In this fourth industrial revolution, upholding WTO rules must be complemented with the creation of rules to harness the full potential of the fast growing digital economy. As underscored in the recent G20 Summit in Osaka, rule-making in data flow and e-commerce will go a long way to promote a secure, fair credible, and yes, stable interconnected trade and economy. 

How do we preserve stability in finance? China’s invigorating view of common development augurs well  as it advances the Belt and Road Initiative (BRI) that President Xi Jinping launched in 2013. Let me make an analogy using terms that became popular in the computer age of the third industrial revolution: Internatiomal trade and investment relationships, such as those envisioned under the WTO, are like the software for the world’s trade and investments system.  But we also need the hardware, and this is where the BRI comes in to provide brick and mortar infrastructures without which international trade and investments cannot possibly operate. In 2014, President Xi Jinping mandated that the BRI should break through bottlenecks in Asian connectivity by building a financing platform. I am glad that the IFF has created a daughter organization, the Silk Road International Alliance, so we can further brainstorm on how the BRI financing platform can ensure financial stability between economies, particularly China and its cooperation partners. 

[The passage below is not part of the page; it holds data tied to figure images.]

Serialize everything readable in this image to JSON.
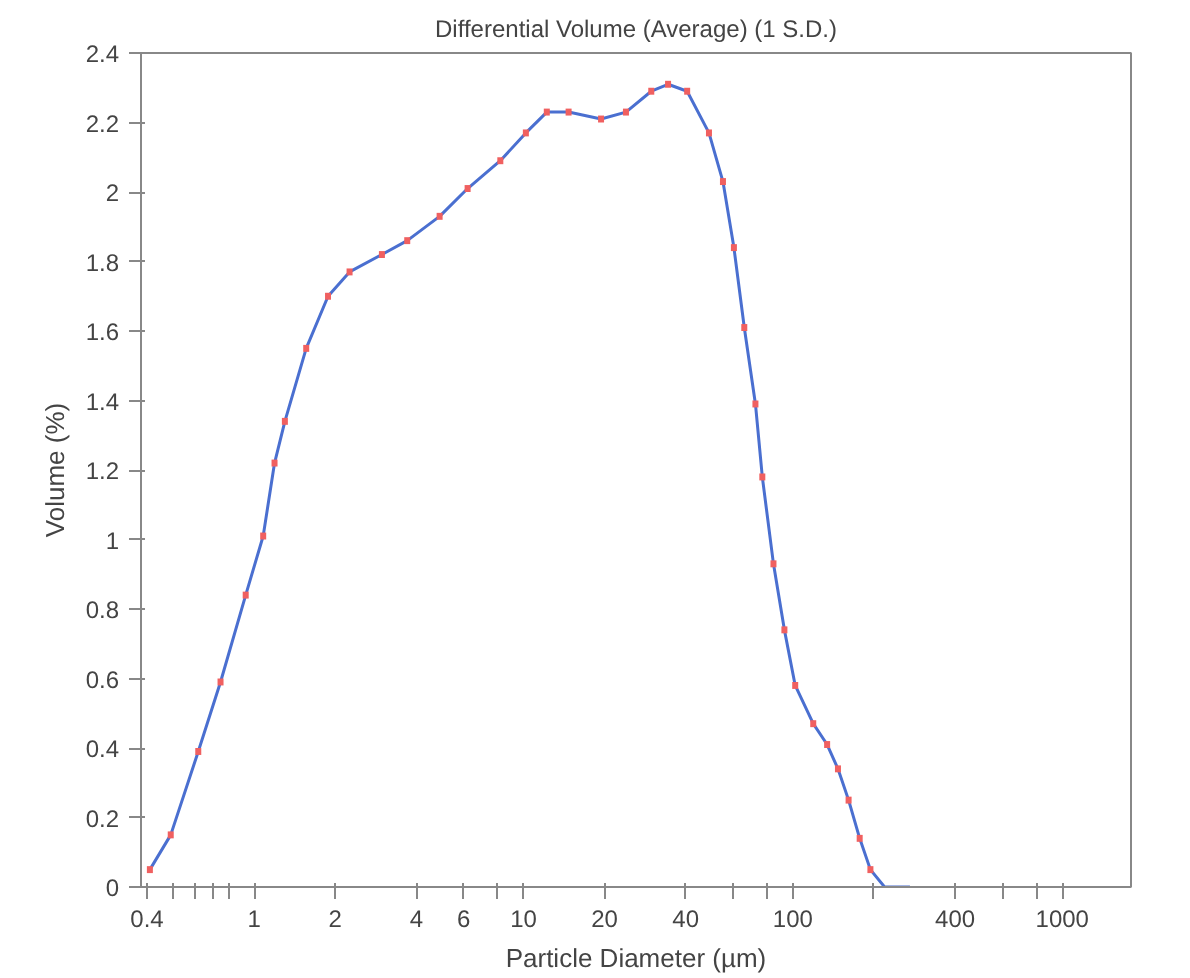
{
  "chart_data": {
    "type": "line",
    "title": "Differential Volume (Average) (1 S.D.)",
    "xlabel": "Particle Diameter (µm)",
    "ylabel": "Volume (%)",
    "log": "x",
    "xlim": [
      0.38,
      1800
    ],
    "ylim": [
      0,
      2.4
    ],
    "xticks": [
      0.4,
      {
        "value": 0.5,
        "label": null
      },
      {
        "value": 0.6,
        "label": null
      },
      {
        "value": 0.7,
        "label": null
      },
      {
        "value": 0.8,
        "label": null
      },
      1,
      2,
      4,
      6,
      {
        "value": 8,
        "label": null
      },
      10,
      20,
      40,
      {
        "value": 60,
        "label": null
      },
      {
        "value": 80,
        "label": null
      },
      100,
      {
        "value": 200,
        "label": null
      },
      400,
      {
        "value": 600,
        "label": null
      },
      {
        "value": 800,
        "label": null
      },
      1000
    ],
    "yticks": [
      0,
      0.2,
      0.4,
      0.6,
      0.8,
      1,
      1.2,
      1.4,
      1.6,
      1.8,
      2,
      2.2,
      2.4
    ],
    "grid": false,
    "marker": "none",
    "line_style": "solid",
    "series": [
      {
        "color": "#4a6fd0",
        "x": [
          0.41,
          0.49,
          0.62,
          0.75,
          0.93,
          1.08,
          1.19,
          1.3,
          1.56,
          1.88,
          2.26,
          2.98,
          3.7,
          4.88,
          6.2,
          8.2,
          10.2,
          12.2,
          14.7,
          19.4,
          24,
          29.8,
          34.4,
          40.5,
          48.8,
          55,
          60.4,
          66,
          72.6,
          77,
          84.7,
          93,
          102,
          119,
          134,
          147,
          161,
          177,
          194,
          219,
          272
        ],
        "values": [
          0.05,
          0.15,
          0.39,
          0.59,
          0.84,
          1.01,
          1.22,
          1.34,
          1.55,
          1.7,
          1.77,
          1.82,
          1.86,
          1.93,
          2.01,
          2.09,
          2.17,
          2.23,
          2.23,
          2.21,
          2.23,
          2.29,
          2.31,
          2.29,
          2.17,
          2.03,
          1.84,
          1.61,
          1.39,
          1.18,
          0.93,
          0.74,
          0.58,
          0.47,
          0.41,
          0.34,
          0.25,
          0.14,
          0.05,
          0,
          0
        ],
        "errors": [
          0.01,
          0.01,
          0.01,
          0.01,
          0.01,
          0.01,
          0.01,
          0.01,
          0.01,
          0.01,
          0.01,
          0.01,
          0.01,
          0.01,
          0.01,
          0.01,
          0.01,
          0.01,
          0.01,
          0.01,
          0.01,
          0.01,
          0.01,
          0.01,
          0.01,
          0.01,
          0.01,
          0.01,
          0.01,
          0.01,
          0.01,
          0.01,
          0.01,
          0.01,
          0.01,
          0.01,
          0.01,
          0.01,
          0.01,
          null,
          null
        ]
      }
    ]
  }
}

Within the individual economies, the challenge is to make financial technology more inclusive rather than widening the digital gap in finance. The world should develop tools that facilitate access to finance. WeChat is a  best practice to emulate. So is the work of Dr. Muhammad Yunus, the father of grameen banking, who today offers micro-loans through technology platforms.

Financial stability and inclusiveness in financial technology should be the continuing work of the IFF, which is unique among economic forums in that it has a heavy academic component.  As this conference ponders the contours and directions of the new transition and the new development, may we find strategic insights on how to boost global financial stability and inclusion by preserving stability in social relations, upholding the international order, and facilitating a new and digital globalization.